This post is older than 2 years and might not be relevant anymore
More Info: Consider searching for newer posts

Real UART TX transmit depth?

I was wondering if anyone has done any extremely high speed UART work on the nRF51 (or the non-EasyDMA module on the nRF52). I need to improve performance for an existing prototype that has to stream a large amount of data over UART (and frame it, and run the existing application...)

I have reliable communciations running with flow control at 1Mbaud, but I'm trying to reduce overhead on the RX/TX ISRs to provide extra cycles to the framing/deframing code and improve actual data rate. I'm already inlining virtually all of my code, and using my own UART libraries. The biggest improvement I see right now is to reduce ISR calls, by utilizing as much of the HW buffers as possible. This is easy with the RX buffer of course.

In my investigations, I noticed that the UART TX buffer depth is actually more than documented - you can actually stuff 3 bytes in, and those same 3 bytes will come out. Of course, this causes all sorts of critical code issues with the lack of a real TX empty or TX full ISR - so I was thinking about using PPI to trigger a timer after the first TXREADY interrupt (after stuffing anywhere from 1-3 bytes), to guarantee that the buffer must be empty, before attempting to stuff up to 3 bytes again. Anyone have experience or comments on this technique?

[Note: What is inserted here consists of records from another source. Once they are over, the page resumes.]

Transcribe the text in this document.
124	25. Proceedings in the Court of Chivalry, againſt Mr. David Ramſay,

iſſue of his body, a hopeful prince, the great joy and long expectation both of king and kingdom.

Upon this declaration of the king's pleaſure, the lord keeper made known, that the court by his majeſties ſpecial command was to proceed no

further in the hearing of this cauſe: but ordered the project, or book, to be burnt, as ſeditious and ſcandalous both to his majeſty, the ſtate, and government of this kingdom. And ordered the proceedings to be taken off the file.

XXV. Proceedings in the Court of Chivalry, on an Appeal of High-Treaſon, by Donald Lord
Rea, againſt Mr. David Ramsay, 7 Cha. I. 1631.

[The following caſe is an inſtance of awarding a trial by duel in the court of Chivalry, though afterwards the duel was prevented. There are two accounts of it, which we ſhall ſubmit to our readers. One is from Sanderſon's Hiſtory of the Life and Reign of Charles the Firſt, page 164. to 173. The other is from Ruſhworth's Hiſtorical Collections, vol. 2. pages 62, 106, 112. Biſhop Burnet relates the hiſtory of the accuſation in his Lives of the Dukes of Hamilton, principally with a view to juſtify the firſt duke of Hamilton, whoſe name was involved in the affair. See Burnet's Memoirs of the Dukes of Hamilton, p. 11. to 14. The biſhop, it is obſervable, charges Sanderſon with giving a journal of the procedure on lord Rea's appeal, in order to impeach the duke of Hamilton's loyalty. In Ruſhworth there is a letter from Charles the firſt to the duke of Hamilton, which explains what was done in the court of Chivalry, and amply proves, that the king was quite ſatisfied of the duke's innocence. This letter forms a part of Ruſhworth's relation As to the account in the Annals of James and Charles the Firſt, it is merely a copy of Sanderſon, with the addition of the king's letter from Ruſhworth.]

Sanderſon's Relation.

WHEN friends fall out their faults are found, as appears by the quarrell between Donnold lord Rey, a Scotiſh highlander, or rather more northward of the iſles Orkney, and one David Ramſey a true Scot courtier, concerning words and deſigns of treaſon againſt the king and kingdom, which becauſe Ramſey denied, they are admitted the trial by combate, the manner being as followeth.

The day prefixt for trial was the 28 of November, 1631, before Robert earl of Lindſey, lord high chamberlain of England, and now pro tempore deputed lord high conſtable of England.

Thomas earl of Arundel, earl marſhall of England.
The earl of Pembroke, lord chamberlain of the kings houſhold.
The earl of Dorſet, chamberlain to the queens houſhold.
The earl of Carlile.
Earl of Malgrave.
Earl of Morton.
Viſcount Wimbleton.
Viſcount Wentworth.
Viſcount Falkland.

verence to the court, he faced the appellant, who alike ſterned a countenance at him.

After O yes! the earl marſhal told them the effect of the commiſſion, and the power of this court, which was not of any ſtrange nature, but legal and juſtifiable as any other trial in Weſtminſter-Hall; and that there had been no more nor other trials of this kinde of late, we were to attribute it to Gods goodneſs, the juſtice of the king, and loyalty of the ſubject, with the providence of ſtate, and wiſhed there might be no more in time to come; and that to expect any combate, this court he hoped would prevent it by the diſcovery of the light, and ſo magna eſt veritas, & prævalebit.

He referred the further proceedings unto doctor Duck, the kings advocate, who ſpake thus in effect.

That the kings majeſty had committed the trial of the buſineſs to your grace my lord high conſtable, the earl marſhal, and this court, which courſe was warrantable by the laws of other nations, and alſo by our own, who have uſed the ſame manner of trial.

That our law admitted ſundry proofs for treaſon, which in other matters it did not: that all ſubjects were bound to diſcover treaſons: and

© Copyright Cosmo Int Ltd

I've seen the nRF52 UARTE, and it's absolutely wonderful and would solve all of my problems (well, that, the M4 core, and the 4x clock speed), but unfortunately I'm stuck developing code for nRF51 hardware this time. Porting is also a bit of work, because there's some extremely non-portable clock-cycle-sensitive assembler code I had to write for the nRF51, and at the moment it sounds like a few days of careful optimization is going to be the faster strategy.


Edit 7/23/2017: Here's some test code I used (this is in main):

_DBG_INIT();
NRF_UART0->PSELTXD = HAL_UART_PIN_TXD;
NRF_UART0->PSELRXD = HAL_UART_PIN_RXD;
NRF_UART0->PSELRTS = HAL_UART_PIN_RTS;

NRF_UART0->CONFIG = (UART_CONFIG_HWFC_Enabled << UART_CONFIG_HWFC_Pos);

NRF_UART0->BAUDRATE = (UART_BAUDRATE_BAUDRATE_Baud1M
		<< UART_BAUDRATE_BAUDRATE_Pos);
NRF_UART0->ENABLE = (UART_ENABLE_ENABLE_Enabled << UART_ENABLE_ENABLE_Pos);
NRF_UART0->TASKS_STARTTX = 1;
NRF_UART0->TASKS_STARTRX = 1;
NRF_UART0->EVENTS_RXDRDY = 0;

_DBG_PROBE_A_BEGIN;
NRF_UART0->TXD = 0x80;
_DBG_PROBE_A_END;
_DBG_PROBE_A_BEGIN;
NRF_UART0->TXD = 0x03;
_DBG_PROBE_A_END;
_DBG_PROBE_A_BEGIN;
NRF_UART0->TXD = 0x50;
_DBG_PROBE_A_END;
_DBG_PROBE_A_BEGIN;
NRF_UART0->TXD = 0x5B;
_DBG_PROBE_A_END;
while (1);

Note that this was compiled on a device that had SoftDevice S110 7.2.0 (our legacy hardware also only has rev 2 chips onboard). Obviously the softdevice is not enabled in this test code, though nothing changes with it enabled. There is no UART ISR for enabled for this demonstration.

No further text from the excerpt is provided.